Son las caras, los rostros, impagables hoy, de un tiempo en el que el desprecio al individuo no tuvo límites. La incursión en la más íntima de las intimidades se había convertido en la forma de dirigir la sociedad. Hay tanto miedo en esas miradas perdidas, tanto odio en los verdugos, tanta entrega colectiva al delirio. Las luchas entre las facciones sin límites. Existe un fotograma que muestra la pelea por el control de un autobús de radiodifusión frente al cuartel general revolucionario de Heilonjiang, o los restos de la biblioteca del Instituto de Construcción de Harbin, en el que se ven destrozados los libros de tapa blanda, pues los de tapa dura habían sido utilizados como armas arrojadizas.
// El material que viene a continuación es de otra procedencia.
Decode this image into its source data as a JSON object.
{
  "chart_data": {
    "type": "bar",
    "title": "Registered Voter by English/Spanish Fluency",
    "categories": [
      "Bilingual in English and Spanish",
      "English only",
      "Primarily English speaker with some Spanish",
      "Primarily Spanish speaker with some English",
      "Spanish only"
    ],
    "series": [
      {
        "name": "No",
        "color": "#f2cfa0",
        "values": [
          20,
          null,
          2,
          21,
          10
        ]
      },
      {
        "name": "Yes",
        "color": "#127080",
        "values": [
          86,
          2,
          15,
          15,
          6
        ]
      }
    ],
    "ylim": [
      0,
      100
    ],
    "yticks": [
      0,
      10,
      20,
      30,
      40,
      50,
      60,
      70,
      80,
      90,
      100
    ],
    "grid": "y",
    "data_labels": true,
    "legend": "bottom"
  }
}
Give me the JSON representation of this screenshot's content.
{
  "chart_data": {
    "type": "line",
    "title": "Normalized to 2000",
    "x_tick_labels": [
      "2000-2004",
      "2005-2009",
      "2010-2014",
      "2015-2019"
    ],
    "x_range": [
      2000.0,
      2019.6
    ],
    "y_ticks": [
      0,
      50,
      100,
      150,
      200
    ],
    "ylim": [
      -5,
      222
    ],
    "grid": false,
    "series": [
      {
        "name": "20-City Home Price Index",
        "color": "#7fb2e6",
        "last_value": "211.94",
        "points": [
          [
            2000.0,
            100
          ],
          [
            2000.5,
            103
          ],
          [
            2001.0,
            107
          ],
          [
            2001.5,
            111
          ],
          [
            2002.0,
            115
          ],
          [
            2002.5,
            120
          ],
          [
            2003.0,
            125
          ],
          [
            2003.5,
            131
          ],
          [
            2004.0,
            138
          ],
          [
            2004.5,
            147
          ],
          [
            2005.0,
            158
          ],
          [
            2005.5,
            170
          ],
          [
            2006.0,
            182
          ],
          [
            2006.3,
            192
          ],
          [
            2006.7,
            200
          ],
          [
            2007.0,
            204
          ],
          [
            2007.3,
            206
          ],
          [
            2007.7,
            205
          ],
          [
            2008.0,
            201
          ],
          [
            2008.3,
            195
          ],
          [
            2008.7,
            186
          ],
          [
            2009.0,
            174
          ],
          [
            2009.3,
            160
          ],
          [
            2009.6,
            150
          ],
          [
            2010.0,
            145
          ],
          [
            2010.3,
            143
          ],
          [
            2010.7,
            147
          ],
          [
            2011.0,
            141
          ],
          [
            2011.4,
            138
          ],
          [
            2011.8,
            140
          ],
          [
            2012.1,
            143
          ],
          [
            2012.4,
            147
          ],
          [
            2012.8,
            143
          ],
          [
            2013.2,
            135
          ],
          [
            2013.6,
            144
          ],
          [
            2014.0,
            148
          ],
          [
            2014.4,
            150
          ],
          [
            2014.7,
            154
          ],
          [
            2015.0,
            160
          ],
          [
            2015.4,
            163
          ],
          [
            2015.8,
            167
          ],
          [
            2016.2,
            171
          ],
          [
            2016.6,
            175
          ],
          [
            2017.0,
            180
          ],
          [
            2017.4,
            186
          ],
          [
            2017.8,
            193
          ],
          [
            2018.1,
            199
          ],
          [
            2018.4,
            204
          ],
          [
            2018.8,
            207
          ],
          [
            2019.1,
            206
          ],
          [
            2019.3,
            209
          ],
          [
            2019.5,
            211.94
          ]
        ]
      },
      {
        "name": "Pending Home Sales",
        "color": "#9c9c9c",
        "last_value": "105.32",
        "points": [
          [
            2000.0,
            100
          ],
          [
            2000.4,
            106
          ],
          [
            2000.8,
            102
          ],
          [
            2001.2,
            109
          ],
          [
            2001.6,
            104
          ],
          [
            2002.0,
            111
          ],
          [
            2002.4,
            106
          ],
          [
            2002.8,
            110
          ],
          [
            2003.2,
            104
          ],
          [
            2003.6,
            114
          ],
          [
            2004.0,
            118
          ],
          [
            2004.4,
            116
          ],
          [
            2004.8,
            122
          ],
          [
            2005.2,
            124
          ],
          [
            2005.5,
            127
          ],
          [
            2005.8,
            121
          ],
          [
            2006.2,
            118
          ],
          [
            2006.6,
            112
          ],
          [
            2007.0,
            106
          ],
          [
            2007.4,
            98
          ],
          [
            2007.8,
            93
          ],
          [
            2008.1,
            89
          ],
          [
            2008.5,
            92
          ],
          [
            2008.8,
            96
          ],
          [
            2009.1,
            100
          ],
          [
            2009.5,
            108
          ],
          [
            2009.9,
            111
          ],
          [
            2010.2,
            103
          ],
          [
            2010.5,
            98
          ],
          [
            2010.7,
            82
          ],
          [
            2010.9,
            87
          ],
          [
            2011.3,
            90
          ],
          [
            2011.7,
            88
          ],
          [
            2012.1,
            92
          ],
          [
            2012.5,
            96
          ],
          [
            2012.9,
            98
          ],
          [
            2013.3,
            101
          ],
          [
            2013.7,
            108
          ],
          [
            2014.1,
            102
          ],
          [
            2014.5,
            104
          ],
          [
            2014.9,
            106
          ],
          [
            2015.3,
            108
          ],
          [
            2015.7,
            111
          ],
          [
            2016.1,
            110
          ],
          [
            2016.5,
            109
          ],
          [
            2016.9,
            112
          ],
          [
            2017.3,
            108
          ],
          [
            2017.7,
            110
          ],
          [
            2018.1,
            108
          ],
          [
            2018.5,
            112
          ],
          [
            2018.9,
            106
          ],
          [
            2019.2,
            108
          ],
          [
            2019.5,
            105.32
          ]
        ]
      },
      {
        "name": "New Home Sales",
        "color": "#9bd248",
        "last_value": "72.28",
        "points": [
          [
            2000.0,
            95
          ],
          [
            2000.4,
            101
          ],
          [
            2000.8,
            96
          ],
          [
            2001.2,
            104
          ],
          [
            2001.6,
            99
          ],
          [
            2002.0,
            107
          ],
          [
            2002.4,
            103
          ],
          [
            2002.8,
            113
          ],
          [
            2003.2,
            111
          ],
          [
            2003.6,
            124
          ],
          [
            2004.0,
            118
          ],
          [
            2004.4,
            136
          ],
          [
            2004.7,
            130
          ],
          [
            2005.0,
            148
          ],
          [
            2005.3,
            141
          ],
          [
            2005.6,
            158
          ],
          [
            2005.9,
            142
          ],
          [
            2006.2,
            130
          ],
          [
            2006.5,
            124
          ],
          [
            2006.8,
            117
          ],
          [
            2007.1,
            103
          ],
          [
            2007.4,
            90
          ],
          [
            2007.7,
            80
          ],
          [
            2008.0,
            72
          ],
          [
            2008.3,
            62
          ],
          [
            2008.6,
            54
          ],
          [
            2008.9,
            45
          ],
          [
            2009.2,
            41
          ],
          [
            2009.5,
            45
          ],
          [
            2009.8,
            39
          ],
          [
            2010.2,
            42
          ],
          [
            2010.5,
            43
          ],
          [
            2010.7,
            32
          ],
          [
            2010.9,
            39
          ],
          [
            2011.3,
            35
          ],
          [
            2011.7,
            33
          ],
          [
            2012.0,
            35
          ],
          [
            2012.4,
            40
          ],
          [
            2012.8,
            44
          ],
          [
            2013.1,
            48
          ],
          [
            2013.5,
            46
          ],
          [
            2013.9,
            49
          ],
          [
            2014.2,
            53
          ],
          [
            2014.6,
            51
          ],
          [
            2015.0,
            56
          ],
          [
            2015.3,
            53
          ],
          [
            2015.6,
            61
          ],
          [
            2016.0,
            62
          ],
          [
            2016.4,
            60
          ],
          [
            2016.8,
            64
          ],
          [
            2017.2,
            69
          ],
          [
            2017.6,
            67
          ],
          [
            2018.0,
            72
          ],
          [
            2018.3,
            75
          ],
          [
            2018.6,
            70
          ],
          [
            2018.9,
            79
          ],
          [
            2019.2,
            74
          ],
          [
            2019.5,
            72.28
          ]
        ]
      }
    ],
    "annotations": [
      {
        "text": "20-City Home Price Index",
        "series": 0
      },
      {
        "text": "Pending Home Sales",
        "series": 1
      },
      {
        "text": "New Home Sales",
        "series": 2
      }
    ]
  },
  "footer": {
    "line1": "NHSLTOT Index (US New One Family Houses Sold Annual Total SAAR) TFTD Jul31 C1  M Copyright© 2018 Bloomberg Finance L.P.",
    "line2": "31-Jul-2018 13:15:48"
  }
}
El brazalete de la Guardia Roja era el salvoconducto. Nadie quería ser considerado «menos rojo»; era una salvaguarda que permitiría la impunidad de los actos. Los símbolos salvaban o condenaban vidas. Queda, tras todo ello, la indagación histórica. Lo que se contempló desde cierta Europa intelectual de aquella década como un gran gesto radical y revolucionario. El prestigioso historiador de China J. D. Spence escribió, años más tarde: «¿Se trataba del último y desesperado intento de Mao de llevar a la práctica sus ideales revolucionarios en la nación que había llegado a dominar? ¿Era Mao consciente de los efectos de sus palabras? ¿Actuaban aquellos políticos, especialmente los agrupados en torno a la esposa de Mao, en Shanghái, en su propio beneficio, o creían realmente las cosas extraordinarias que decían de sus antiguos camaradas? ¿Cómo fue posible que millones de jóvenes quedaran atrapados en la retórica de Mao y en su delirante atracción por el caos?». Es un modesto aviso para navegantes desmemoriados. Nunca más.

Fernando R. Lafuente, secretario de Redacción de Revista de Occidente.